In the final match, a fifth round is added between the second and third rounds full of Contemporary Knowledge. The rest of the match is the same. The winner of the match wins the tournament and gets $100,000.

Every show tries to be unique in its own way, and this show knocked it out of the park. Timed question answering? Done. Trying to answer more questions than opponent(s). Done. A combo of the two? Nope...that's pretty new. The "chess clock" really made this unique and something no number of Jeopardy! or Millionaire contestants has seen before. This made it the PERFECT arena for all these champions.
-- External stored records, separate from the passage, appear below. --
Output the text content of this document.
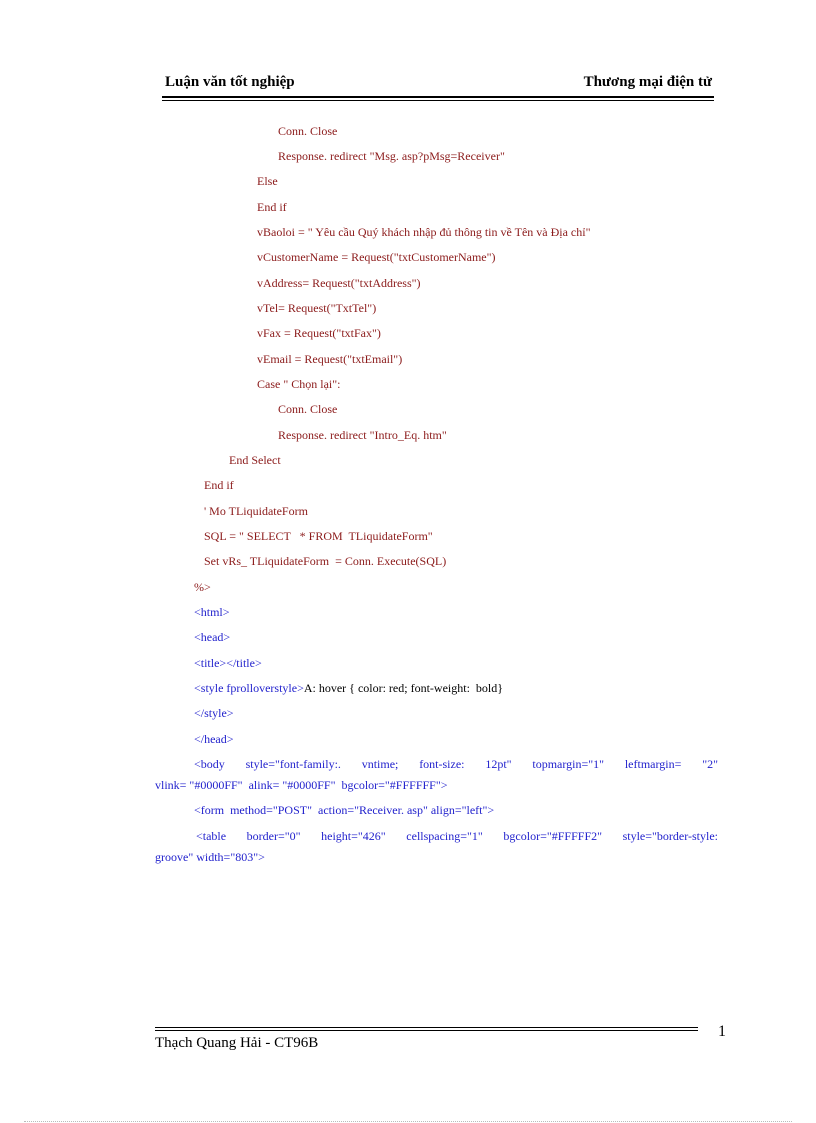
Luận văn tốt nghiệp	Thương mại điện tử
Conn. Close
Response. redirect "Msg. asp?pMsg=Receiver"
Else
End if
vBaoloi = " Yêu cầu Quý khách nhập đủ thông tin về Tên và Địa chỉ"
vCustomerName = Request("txtCustomerName")
vAddress= Request("txtAddress")
vTel= Request("TxtTel")
vFax = Request("txtFax")
vEmail = Request("txtEmail")
Case " Chọn lại":
Conn. Close
Response. redirect "Intro_Eq. htm"
End Select
End if
' Mo TLiquidateForm
SQL = " SELECT   * FROM  TLiquidateForm"
Set vRs_ TLiquidateForm  = Conn. Execute(SQL)
%>
<html>
<head>
<title></title>
<style fprolloverstyle>A: hover { color: red; font-weight:  bold}
</style>
</head>
<body style="font-family:. vntime; font-size: 12pt" topmargin="1" leftmargin= "2"
vlink= "#0000FF"  alink= "#0000FF"  bgcolor="#FFFFFF">
<form  method="POST"  action="Receiver. asp" align="left">
<table border="0" height="426" cellspacing="1" bgcolor="#FFFFF2" style="border-style:
groove" width="803">
Thạch Quang Hải - CT96B
1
Speaking of, seeing the masters of game shows certainly helped put this show in a class by itself. Never before had players of all different types of game shows been brought together to test their knowledge. I grew up watching Thom McGee like most people these days grew watching Ken Jennings. And seeing how they'd do against each other was a thrill (though I *was* upset as to how easily McGee was thwarted).

While I think the minimalist set worked to a point, I still think a tournament of this magnitude could've used more finesse. Not much, mind; just a bit more flair like podiums or the like. One small stage with two big screens where the players practically had their faces touching? It was OK...but I'm sure people like Rutter were expecting more pizzazz for million-dollar winners.

And what the hell were Miller and Byram even DOING there? They weren't hosts; they were like pro-wrestling commentators, looking at stats and cracking wise about them. And apparently Sony didn't watch Monday Night Football during Miller's deplorable run, else they'd have realized that Miller's obscure references just would NOT work for a basic-cable audience just there to watch game show titans duke it out. Byram could've just given stats and thrown it to The Questioner when she was done. (Oh, yeah, and Sony never watched "Amnesia!", either.)


Honestly, I was thinking from the onset that this COULD work as a daily series. Champions could be used who stay on until beaten and they get money based on how much time they have left at the end of the match. Like winning gets you $1000 and you get $1000 more for every 10 seconds you have left on the clock or the such. It's perhaps one of the most unique game formats we've seen in gaming lately so...yeah, I think it would work even as a network show. C'mon, NBC or ABC; make "Let's Make a Deal" and "The Price Is Right" WORK for those ratings!